I respectfully dissent.
The majority analogizes to criminal law and holds that one act may constitute a violation of two separate and distinct statutes. One could just as easily analogize to R.C. 2941.25, the crimes-of-similar-import statute, or State v. Roberts (1980),62 Ohio St. 2d 170, 16 Ohio Op. 3d 201, 405 N.E.2d 247. I agree with the majority that one act can constitute a violation of two statutes, but the issue here is whether or not there were, as a matter of fact, two violations.
The board of review found that there was only one violation, only one source of deleterious water. The hearing officer found as follows:
"The burden of proof is shouldered by the Division in this matter. Based upon the evidence presented, I have made the factual finding that the acid water which entered sediment pond #001 emanated from the area of the #5 pit and was generated by the IM operation.

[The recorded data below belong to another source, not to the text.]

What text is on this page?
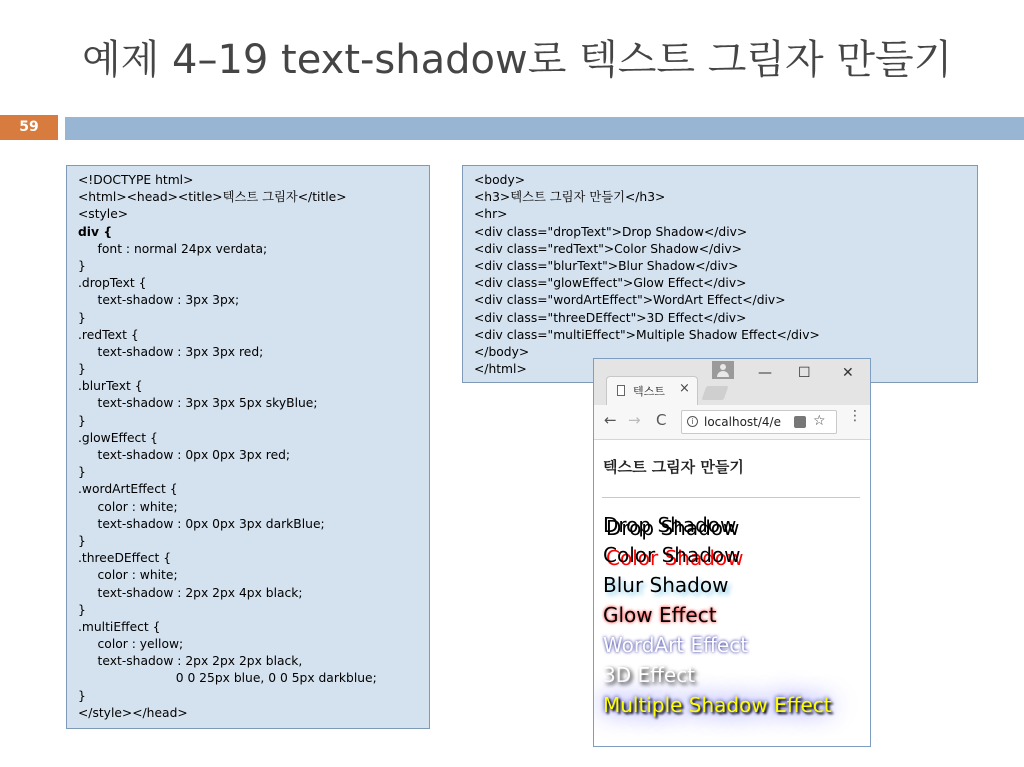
예제 4–19 text-shadow로 텍스트 그림자 만들기
59
<!DOCTYPE html>
<html><head><title>텍스트 그림자</title>
<style>
div {
font : normal 24px verdata;
}
.dropText {
text-shadow : 3px 3px;
}
.redText {
text-shadow : 3px 3px red;
}
.blurText {
text-shadow : 3px 3px 5px skyBlue;
}
.glowEffect {
text-shadow : 0px 0px 3px red;
}
.wordArtEffect {
color : white;
text-shadow : 0px 0px 3px darkBlue;
}
.threeDEffect {
color : white;
text-shadow : 2px 2px 4px black;
}
.multiEffect {
color : yellow;
text-shadow : 2px 2px 2px black,
0 0 25px blue, 0 0 5px darkblue;
}
</style></head>
<body>
<h3>텍스트 그림자 만들기</h3>
<hr>
<div class="dropText">Drop Shadow</div>
<div class="redText">Color Shadow</div>
<div class="blurText">Blur Shadow</div>
<div class="glowEffect">Glow Effect</div>
<div class="wordArtEffect">WordArt Effect</div>
<div class="threeDEffect">3D Effect</div>
<div class="multiEffect">Multiple Shadow Effect</div>
</body>
</html>
텍스트 ×
— ☐ ✕
← → C	i localhost/4/e ☆ ⋮
텍스트 그림자 만들기
Drop Shadow
Color Shadow
Blur Shadow
Glow Effect
WordArt Effect
3D Effect
Multiple Shadow Effect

"NOV 14177 was issued pursuant to O.R.C. 1513.02. This section provides that NOVs may be issued to a permittee where violations occur on a coal mining permit area. As I can not find that the acid water was generated by the coal mining operation, I do not believe that the NOV was properly issued under Chapter 1513. Therefore, I find that the issuance of NOV 14177 was arbitrary, capricious or otherwise inconsistent with law. O.R.C.1513.13(B)."

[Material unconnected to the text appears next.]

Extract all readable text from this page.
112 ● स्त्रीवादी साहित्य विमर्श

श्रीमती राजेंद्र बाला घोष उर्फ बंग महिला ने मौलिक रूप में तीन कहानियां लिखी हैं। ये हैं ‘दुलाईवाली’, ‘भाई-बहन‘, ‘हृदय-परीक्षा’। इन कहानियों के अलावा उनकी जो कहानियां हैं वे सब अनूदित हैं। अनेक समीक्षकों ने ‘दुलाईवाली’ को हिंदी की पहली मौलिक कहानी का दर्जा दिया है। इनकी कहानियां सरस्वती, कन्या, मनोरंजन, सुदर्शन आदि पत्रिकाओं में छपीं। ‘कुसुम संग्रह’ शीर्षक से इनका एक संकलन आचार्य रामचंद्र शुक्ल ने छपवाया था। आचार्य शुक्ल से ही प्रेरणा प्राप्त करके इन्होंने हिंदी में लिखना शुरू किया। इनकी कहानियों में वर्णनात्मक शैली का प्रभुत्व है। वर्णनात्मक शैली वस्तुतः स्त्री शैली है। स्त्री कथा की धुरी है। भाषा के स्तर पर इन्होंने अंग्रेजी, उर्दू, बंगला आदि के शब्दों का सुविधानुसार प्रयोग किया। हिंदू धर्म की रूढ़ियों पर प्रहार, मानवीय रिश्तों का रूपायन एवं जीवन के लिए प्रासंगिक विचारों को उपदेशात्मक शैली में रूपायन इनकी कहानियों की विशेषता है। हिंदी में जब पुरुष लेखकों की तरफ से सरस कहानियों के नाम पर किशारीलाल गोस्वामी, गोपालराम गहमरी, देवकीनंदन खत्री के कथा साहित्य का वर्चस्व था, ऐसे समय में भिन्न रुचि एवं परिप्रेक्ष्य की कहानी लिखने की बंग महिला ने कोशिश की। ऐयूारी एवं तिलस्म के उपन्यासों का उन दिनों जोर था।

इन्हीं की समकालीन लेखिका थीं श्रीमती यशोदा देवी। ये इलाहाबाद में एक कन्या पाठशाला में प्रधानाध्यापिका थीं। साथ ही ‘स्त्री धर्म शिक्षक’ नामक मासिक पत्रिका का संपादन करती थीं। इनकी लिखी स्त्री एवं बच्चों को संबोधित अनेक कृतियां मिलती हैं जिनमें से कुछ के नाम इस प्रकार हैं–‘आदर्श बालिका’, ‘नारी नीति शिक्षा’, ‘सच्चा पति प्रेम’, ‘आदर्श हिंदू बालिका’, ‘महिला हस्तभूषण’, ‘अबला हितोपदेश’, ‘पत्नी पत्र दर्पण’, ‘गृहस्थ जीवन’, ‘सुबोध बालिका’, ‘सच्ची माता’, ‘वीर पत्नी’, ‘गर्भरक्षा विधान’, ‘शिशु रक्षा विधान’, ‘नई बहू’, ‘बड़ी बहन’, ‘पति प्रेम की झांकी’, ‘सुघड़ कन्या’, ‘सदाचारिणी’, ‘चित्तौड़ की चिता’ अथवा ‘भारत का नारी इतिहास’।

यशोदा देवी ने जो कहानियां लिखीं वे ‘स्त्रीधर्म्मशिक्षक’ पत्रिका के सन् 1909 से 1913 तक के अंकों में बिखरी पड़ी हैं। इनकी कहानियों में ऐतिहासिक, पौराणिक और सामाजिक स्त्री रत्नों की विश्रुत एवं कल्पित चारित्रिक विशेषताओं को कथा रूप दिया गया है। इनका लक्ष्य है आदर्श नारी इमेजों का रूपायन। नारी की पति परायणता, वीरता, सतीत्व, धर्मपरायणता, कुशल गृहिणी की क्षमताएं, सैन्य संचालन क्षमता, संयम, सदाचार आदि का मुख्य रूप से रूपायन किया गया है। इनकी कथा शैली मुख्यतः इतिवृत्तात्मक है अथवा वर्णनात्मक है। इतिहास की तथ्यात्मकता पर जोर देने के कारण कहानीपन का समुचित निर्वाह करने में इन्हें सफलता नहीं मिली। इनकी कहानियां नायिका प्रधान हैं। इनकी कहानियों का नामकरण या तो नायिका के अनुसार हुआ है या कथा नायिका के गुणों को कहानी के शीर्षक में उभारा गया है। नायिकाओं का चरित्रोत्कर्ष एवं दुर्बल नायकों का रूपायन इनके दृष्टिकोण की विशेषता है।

The chief charged two violations, but based on the facts was only able to prove one. The Reclamation Board of Review is not a rubber stamp for the Division of Reclamation. It has a statutory mandate to make an independent evaluation of the facts in each case, R.C. 1513.13(A)(1) and (B), and determine whether the NOV is arbitrary *Page 178 and capricious. In this case, appellee had a clay permit which was the source of the violation and the board found there was a violation. This would be a violation, whether there was a coal permit on the same land or not. If there is a coal permit, does this create a second violation? And would a third permit for some other purpose mean three violations? I think not. This kind of thinking was rejected in State v. Fisher (1977), 52 Ohio App. 2d 133, 6 Ohio Op. 3d 99, 368 N.E.2d 324.

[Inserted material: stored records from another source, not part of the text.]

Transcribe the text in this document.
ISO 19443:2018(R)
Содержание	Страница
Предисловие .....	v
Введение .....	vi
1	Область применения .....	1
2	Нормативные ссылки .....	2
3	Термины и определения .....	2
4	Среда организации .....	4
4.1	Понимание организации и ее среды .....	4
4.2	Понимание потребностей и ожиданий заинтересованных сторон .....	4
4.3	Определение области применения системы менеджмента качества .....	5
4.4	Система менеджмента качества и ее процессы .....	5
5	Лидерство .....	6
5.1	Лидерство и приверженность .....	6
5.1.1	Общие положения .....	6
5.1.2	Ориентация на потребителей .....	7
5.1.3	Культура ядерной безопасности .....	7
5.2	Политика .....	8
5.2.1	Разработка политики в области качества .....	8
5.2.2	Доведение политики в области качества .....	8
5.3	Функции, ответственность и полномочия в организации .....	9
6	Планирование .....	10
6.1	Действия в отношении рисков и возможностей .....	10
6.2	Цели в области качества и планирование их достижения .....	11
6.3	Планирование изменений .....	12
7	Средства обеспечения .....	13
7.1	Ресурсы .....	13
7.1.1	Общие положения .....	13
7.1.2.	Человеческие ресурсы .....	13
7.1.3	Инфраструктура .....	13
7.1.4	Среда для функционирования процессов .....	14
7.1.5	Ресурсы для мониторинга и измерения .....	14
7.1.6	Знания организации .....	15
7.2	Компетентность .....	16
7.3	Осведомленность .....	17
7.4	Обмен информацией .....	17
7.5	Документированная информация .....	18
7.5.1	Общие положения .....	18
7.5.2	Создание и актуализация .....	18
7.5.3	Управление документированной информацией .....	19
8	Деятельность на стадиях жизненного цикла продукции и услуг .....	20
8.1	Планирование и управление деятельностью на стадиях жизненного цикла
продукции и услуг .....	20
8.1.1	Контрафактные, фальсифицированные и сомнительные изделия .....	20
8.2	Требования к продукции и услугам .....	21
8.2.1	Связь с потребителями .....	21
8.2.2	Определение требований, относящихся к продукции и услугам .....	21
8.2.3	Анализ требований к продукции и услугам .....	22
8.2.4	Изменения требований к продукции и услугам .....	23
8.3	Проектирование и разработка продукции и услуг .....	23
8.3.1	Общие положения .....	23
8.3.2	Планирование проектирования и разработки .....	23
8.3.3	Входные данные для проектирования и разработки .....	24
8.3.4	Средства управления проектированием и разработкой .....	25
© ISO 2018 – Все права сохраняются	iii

In Fisher, the defendant was using an illegal gill net and caught walleye, carp, bass, catfish, longnosed gar, sauger, steelhead and quillback suckers. The Division of Wildlife filed eight separate charges, but the Court of Appeals for the Sixth District said this was impermissible. I believe the board of review found the facts to be, just as in Fisher, one offense. That finding is amply supported by the record. I would not disturb it. Thus, I dissent.